Thanks again for all your help!
-
-
That command I provided is run each time the netdata service starts. So the proper fix is to find out why it doesn't work. Maybe it runs too soon and a dependency needs to be added to another systemd unit.
iptables -F
is NOT a fix nor a "better long term solution". It simply deletes all the iptables rules, so basically you're disabling the firewall. By the way it does not survive a reboot. -
@olivierlambert I'm experiencing something similar. I recently installed XCP-ng, and the trial Premium license. But it also gives me the netdata not available error. I also don't think I have a xapi0:
uuid ( RO) : 35124aac-2b87-4fff-8bc7-44ac346437fa name-label ( RW): Host internal management network name-description ( RW): Network on which guests will be assigned a private link-local IP address which can be used to talk XenAPI bridge ( RO): xenapi uuid ( RO) : e2e0991c-17a1-22ce-1b3c-ba5178105b7a name-label ( RW): Pool-wide network associated with eth4 name-description ( RW): bridge ( RO): xenbr4 uuid ( RO) : 63d1ff98-833c-f39f-cc65-d5843b20b037 name-label ( RW): Pool-wide network associated with eth3 name-description ( RW): bridge ( RO): xenbr3 uuid ( RO) : 8b649421-9686-d09c-19f0-8726c04f9134 name-label ( RW): Pool-wide network associated with eth0 name-description ( RW): bridge ( RO): xenbr0 uuid ( RO) : 8c47afa9-3bc0-dec0-3c2e-cd304d28b064 name-label ( RW): Pool-wide network associated with eth2 name-description ( RW): bridge ( RO): xenbr2 uuid ( RO) : 37e022e3-d5dd-e0ea-0be6-e2f07d6c75fc name-label ( RW): Pool-wide network associated with eth1 name-description ( RW): bridge ( RO): xenbr1
I would prefer to use the integrated installation, so that I can be assured of compatibility, etc. Thanks in advance. The product is awesome!
-
Trying to install it on my xcp-ng host and it having issue with the mirrors.

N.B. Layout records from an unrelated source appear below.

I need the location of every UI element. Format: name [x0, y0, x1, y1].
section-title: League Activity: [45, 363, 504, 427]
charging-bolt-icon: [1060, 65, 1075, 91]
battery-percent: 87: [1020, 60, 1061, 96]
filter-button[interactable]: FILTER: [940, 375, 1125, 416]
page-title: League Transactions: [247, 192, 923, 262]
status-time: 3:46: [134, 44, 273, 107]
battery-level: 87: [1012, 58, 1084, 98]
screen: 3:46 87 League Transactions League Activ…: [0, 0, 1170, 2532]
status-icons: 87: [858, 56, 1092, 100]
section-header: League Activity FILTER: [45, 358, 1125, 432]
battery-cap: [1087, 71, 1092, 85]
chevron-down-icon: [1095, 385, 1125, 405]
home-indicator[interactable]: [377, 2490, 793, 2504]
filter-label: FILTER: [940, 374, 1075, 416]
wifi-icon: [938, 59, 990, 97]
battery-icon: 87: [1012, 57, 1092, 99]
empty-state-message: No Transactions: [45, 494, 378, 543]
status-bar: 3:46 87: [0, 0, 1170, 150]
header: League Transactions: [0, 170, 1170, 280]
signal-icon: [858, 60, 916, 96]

Do we need to do anything else?
-
You had the same issue with two different mirrors according to the message, so I'd first look at network issues or configuration.
-
Just tired downloading one of the package from my other computer and it worked. issue seem to only be with my xcp-ng host. not sure how to troubleshoot this.
-
I can't help right now myself but I'm sure other users will have ideas. Can you open a separate thread since it's not directly related to netdata?
-
Edit:
Thank you! Got it working and looking good.Troubleshooting non related to Netdata.
I remember I change my upstream DNS to Quad 9 recently (1 week ago) and I just change it to Cloudflair (1.1.1.1) and it was the problem.Look like Quad 9 (9.9.9.9) does not like the Mirrors for some reason.